Steelmaker and mining products group Arrium has posted a heavy $447 million loss for the December half, significantly worse than the $74 million loss posted a year earlier in the wake of the heavy write-down of assets.

Revenue fell to $3.32 billion from $3.55 billion.

Last week the group wrote down the value of assets by $474 million which weighed heavily on today's results. Stripping out the write-down, Arrium said it posted a net underlying profit of $51 million for the half.

Despite solid cashflow, it cut the interim dividend to 2 cents a share, from 3 cents.

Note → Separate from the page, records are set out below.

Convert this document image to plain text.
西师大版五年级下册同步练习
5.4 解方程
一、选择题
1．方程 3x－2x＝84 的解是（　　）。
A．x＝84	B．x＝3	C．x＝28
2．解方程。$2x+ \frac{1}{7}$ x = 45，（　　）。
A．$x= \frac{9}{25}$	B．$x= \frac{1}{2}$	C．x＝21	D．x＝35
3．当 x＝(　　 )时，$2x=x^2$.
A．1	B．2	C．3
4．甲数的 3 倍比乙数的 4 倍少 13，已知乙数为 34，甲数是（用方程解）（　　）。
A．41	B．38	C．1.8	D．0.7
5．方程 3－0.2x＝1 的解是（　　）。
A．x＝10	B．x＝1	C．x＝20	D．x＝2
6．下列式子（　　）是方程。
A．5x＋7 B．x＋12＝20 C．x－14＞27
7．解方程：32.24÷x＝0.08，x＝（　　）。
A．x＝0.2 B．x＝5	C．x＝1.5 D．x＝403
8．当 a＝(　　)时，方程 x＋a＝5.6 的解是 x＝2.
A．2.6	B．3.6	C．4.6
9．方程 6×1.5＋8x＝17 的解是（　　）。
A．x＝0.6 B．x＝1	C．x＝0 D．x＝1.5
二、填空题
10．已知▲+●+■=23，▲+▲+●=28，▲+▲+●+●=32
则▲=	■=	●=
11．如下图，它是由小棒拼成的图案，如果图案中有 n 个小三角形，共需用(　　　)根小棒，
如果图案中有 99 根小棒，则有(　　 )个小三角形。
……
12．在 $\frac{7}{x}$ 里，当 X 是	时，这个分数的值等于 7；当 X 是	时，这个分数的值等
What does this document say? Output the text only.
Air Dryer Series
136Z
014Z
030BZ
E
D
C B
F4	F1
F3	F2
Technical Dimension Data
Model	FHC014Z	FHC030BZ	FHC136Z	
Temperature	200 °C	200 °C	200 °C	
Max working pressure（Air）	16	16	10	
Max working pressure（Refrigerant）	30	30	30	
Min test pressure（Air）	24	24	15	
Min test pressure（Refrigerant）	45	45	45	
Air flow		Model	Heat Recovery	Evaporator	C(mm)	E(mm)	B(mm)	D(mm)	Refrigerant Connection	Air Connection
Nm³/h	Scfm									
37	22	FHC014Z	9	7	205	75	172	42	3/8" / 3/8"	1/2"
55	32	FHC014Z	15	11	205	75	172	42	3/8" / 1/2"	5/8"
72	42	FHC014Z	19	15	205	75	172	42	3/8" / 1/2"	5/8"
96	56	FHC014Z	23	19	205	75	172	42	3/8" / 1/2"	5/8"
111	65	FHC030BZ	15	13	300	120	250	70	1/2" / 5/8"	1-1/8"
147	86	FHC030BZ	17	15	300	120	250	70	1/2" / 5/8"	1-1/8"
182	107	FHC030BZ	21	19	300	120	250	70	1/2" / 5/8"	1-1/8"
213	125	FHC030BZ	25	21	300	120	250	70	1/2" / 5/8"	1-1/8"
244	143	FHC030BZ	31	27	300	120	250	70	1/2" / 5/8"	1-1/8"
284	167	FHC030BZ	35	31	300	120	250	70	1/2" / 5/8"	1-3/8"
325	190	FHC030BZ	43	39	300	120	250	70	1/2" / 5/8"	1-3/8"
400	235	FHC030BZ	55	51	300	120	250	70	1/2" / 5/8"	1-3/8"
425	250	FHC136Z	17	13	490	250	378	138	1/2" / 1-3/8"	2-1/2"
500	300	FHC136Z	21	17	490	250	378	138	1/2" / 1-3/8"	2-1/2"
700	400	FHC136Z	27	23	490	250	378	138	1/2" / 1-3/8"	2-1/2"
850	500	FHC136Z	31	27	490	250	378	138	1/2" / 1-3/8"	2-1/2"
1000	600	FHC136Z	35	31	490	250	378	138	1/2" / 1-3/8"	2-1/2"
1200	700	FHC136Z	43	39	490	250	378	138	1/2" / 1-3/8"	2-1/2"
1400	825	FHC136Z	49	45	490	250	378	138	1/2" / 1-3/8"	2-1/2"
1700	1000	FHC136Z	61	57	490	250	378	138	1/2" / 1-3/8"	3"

Underlying earnings a share slipped to 4.0 cents, from 5.8 cents.

Earnings before interest, tax, depreciation and amortisation (EBITDA) rose to $230 million from $196 million a year earlier, benefiting from the group's exposure to mining products in particular.

The result at this level was significantly ahead of some analyst expectations of an EBITDA profit of the order of $170 million.

Arrium shares finished down 2 per cent to $1.235.

Domestic market 'weak'

Arrium managing director Geoff Plummer was downbeat on the prospects for a revival in domestic steel demand, while admitting the group has adapted to the strong Australian dollar.

The domestic market continues to be pretty weak," he told journalists today, pointing to the low level of residential sector demand "which is still at cyclical lows".

With the strong currency, "we are starting to adapt to it", he said, pointing to the fact that the steel division is at cash break even, and not far off being at a break even in terms of earnings.

"I don't see a near term upside in the domestic market," he said. "I think it will be tough for the balance of the financial year. We've got to gear the business for things to continue (to be) tough.''

Over the past 12 months, the company confronted severe headwinds in the steel division, he said, from both the weaker steel price coupled with the strong dollar.

Arrium is profiting from the strength of its mining products division, which boosted earnings amid ongoing volume increases coupled with the anticipation of a pick up in iron ore prices which, with an increase in export volumes should boost earnings of this division significantly through the balance of the year.

Mr Plummer would not comment on  the status of negotiations to offload the group's tube and pipe unit, which accounted for the bulk of last week's $474 million asset write-down.

Arrium was "investigating prospects for selling that business," Mr Plummer said. "I don't plan to speculate on the status of that."

Strong iron ore, better steel

While pointing to the strong performance of its iron ore mining and the mining products divisions, Arrium  noted the "significant improvement" in its steel business despite the ongoing weakness in the global steel market.

The solid figures from Arrium followed the pretax loss of $12 million reported yesterday by Bluescope Steel, which also pointed to the prospects for a significant rebound in earnings from now.

Arrium, the former OneSteel, said the steel division will remain under pressure through the rest of the financial year, amid generally weak demand and soft product prices.

However, the mining products unit will continue to perform well, it said, while the mining division will benefit from the ongoing recovery in iron ore prices.

The company refrained from providing any specific earnings guidance, although it said it did expect earnings to be skewed towards the second half.

Lower iron ore prices had a $75 million to $85 million impact on net profit in the mining business, compared to the previous corresponding period, Mr Plummer said.

‘‘While further volatility is possible, we anticipate iron ore prices for the balance of this financial year to continue to be above the average level for the first half,’’ the company said in a statement.

‘‘For the OneSteel steel businesses, we expect continuation of the difficult external environment, including a high Australian dollar and generally weak domestic demand,’’ the company said.